Crucifixion nails found at a burial cave in Jerusalem could be connected to the crucifixion of Jesus 2,000 years ago, an Israeli-born Canadian documentary maker said on Wednesday, according to media reports.

The nails were shown to reporters this week at the premiere of a History Channel documentary series.

Simcha Jacobovici, the filmmaker making the claim, said the nails were found at the burial spot of the Jewish high priest Caiaphas, who turned Jesus over to the Romans, according to the New Testament.

“Two iron nails were found inside that tomb,” he said, according to AFP. “Somebody went to his grave with that nail among his bones and nobody reported it.”

His documentary, The Nails of the Cross, will examine the question of the nails’ origin and use. The nails were discovered in the burial site around 20 years ago but disappeared.

According to the London Telegraph, Jacobovici said he was able to track them down.

“If you look at the whole story, historical, textual, archaeological, they all seem to point at these two nails being involved in a crucifixion,” he said, according to the Telegraph. “And since Caiaphas is only associated with Jesus’s crucifixion, you put two and two together and they seem to imply that these are the nails.”

However, he admitted that he is not 100 percent sure if the nails were used for that purpose.

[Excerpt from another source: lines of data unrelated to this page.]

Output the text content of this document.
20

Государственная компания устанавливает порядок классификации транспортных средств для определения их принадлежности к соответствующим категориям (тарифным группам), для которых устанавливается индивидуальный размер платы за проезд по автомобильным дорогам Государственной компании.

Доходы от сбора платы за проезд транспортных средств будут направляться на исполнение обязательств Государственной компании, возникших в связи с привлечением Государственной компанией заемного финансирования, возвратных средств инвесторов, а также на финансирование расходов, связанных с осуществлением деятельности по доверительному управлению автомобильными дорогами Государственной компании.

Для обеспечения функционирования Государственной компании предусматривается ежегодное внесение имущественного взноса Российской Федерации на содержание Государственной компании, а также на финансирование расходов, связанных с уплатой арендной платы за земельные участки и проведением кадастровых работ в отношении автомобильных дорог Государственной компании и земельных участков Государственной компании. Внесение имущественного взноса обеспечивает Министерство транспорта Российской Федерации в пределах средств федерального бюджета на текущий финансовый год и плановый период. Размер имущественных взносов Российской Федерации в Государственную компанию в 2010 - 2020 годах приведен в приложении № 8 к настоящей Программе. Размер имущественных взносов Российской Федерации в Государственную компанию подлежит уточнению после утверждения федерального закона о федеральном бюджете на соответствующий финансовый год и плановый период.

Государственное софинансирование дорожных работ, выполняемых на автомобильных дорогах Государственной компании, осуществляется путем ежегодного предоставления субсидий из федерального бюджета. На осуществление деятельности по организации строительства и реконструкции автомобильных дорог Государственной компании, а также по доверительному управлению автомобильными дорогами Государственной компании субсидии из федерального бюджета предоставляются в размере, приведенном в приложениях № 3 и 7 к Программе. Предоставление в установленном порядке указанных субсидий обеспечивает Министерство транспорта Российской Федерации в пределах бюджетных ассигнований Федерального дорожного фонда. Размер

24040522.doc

The Israel Antiquities Authority dismissed Jacobovici’s suggestion and said that there is no conclusive evidence that those were the nails used in the crucifixion, reported the newspaper.

“There is no proof that the nails are connected to any bones or any bone residue attached to the nails and no proof from textual data that Caiaphas had the nails for the crucifixion with him after the crucifixion took place and after Jesus was taken down from the cross,” Gaby Barkay, an archeologist at Bar Ilan University, told the Telegraph.